The book, written by a pair of Associated Press journalists, explores Jill Biden’s life and decades-long journey to becoming first lady.
“In Jill: A Biography of the First Lady, authors Darlene Superville and Julie Pace chart the story of Jill meeting Joe (and making him propose five times!), becoming a mother to Beau, Hunter, and Ashley, going through three presidential elections, and breaking barriers with her decision to work outside the White House,” Vanity Fair noted in summarizing the book.
But the book has yet to garner much interest among readers, according to Politico.
Citing NPD BookScan, a company that tracks book sales, the outlet said the Jill Biden biography “sold just 250 units in its first week.”
That biography is not the only book about a member of the Biden family to flop.
NPD BookScan “said that prominent books about [former President Donald] Trump released in his first two years of office outsold Biden books during his first year and a half by, what an official there said was, ‘essentially 10:1,'” the outlet added.
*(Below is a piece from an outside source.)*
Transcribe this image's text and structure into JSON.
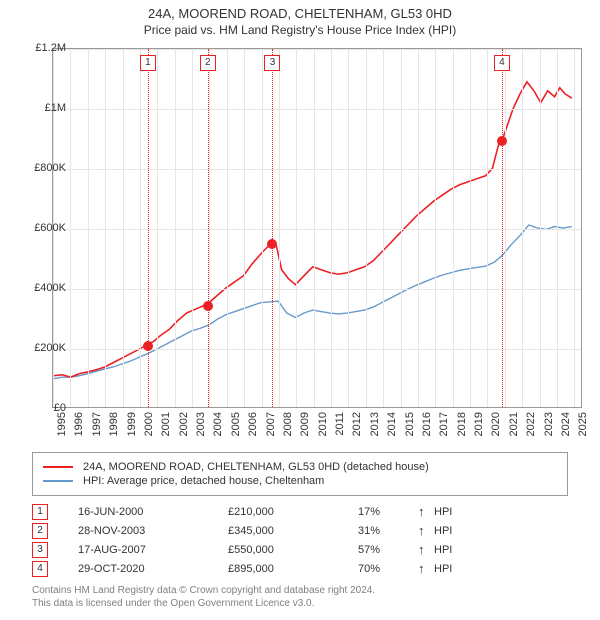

Politico included information about book sales as part of a larger story framed around “the rise and fall of the star White House reporter.”
“During the age of Biden, a perch inside the James S. Brady Press Briefing Room has become something altogether different” than what it was during the Trump administration, according to the outlet. “It’s become a bore.”
And audiences are taking far less interest in storylines involving the Biden administration than they did in ones involving the Trump administration, Politico reported.
“Some of those covering the most powerful office on the planet say that the storylines, while important, and substantive, can lack flair or be hard to get viewer attention,” Politico added.
“There is industry-wide acknowledgment that viewership is down. Television outlets have been quick to turn their attention to other stories and bolster other units. There is a sense that the main saga of American politics is taking place outside the confines of 1600 Pennsylvania Avenue and that the journalists covering it — Donald Trump and the future of democracy — may reap the career rewards.”